February 2, 2018 Destination North Asia No Comments Email Email

Marketing specialists Tourism Garden are excited to announce the signing of a representation partnership agreement with Kiso Ontake Tourism Office.

The appointment will see Tourism Garden manage a range of marketing and sales activities in Australia for Kiso Ontake Tourism Office, seeking to raise awareness and increase demand for travel to Japan’s Kiso Ontake area amongst Australians.
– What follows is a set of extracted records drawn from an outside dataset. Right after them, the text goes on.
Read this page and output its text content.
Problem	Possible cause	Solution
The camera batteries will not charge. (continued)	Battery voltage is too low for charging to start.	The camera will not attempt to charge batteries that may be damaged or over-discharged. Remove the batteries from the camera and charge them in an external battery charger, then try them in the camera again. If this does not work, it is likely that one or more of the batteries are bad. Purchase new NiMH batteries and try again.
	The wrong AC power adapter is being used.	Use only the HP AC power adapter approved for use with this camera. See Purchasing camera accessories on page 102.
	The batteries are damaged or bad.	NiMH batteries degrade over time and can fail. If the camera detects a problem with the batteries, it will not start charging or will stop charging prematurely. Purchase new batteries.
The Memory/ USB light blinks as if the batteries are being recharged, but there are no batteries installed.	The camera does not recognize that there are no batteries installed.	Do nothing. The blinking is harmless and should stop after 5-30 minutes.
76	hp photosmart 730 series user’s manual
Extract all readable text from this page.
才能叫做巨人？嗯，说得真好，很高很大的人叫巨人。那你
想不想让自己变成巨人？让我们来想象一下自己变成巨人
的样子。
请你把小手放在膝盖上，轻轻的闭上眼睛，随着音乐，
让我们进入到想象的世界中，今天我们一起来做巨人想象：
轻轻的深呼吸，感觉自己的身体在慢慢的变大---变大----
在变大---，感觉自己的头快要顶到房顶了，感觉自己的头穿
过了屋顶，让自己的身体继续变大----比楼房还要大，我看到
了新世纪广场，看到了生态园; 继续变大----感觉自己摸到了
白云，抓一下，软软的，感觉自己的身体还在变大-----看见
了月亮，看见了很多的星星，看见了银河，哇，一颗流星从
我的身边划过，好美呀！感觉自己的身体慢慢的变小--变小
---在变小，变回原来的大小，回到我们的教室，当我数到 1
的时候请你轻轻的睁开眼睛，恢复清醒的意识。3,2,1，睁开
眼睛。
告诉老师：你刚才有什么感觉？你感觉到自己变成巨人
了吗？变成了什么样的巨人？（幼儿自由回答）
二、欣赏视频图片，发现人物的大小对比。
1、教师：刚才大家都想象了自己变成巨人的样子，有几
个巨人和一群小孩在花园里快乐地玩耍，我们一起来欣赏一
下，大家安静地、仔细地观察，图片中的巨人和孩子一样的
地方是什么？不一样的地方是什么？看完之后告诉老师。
Primarily targeted at repeat travellers and high-end clients, Tourism Garden will drive awareness of Kiso with trade and media through targeted marketing, sales and PR activities including famils, sales missions and strategic partnerships.

Kiso is a mountainous region in the south-eastern part of the Nagano prefecture that runs alongside the mountains of the Central Alps.

Takashi Yamada, Director of Sales & Marketing at Kiso Ontake Tourism Office, said that there is huge growth potential for Australia as Japan continues to attract record numbers of travellers from this market.

“We are thrilled to be working with Tourism Garden whose expertise will be invaluable in helping us successfully promote Kiso to the Australian traveller” he commented.

Alison Roberts-Brown, Director of Tourism Garden looks forward to introducing Australian travellers to a lesser known side of Japan.

“On top of being a destination of immense natural beauty, the Kiso experience is a deep one, stunning travellers with rich culture and history dating back centuries, allowing them to connect with the heart and traditions of Japan” she said.

“From walking the Nakasendo Trail to making soba noodles with the locals, learning about the importance of cypress from local artisans or staying in traditional ryokan, there is so much to see and do in Kiso for the discerning traveller seeking the authentic and experiential, taking them to the heart and soul of the Japan of yesteryear– it’s also so easy to combine with other Japanese destinations” she adds.

One of the region’s most famous drawcards is a section of the Nakasendo Trail, one of the five prominent trade routes of the Edo period (1603-1868) connecting Edo (pre-modern Tokyo) and Kyoto. The most prominent part of the Nakasendo lies between Magome and Tsumago, two “post towns” (rest stations) that have made efforts to maintain their historic feel, preserving the atmosphere and charm of the era in which they were built.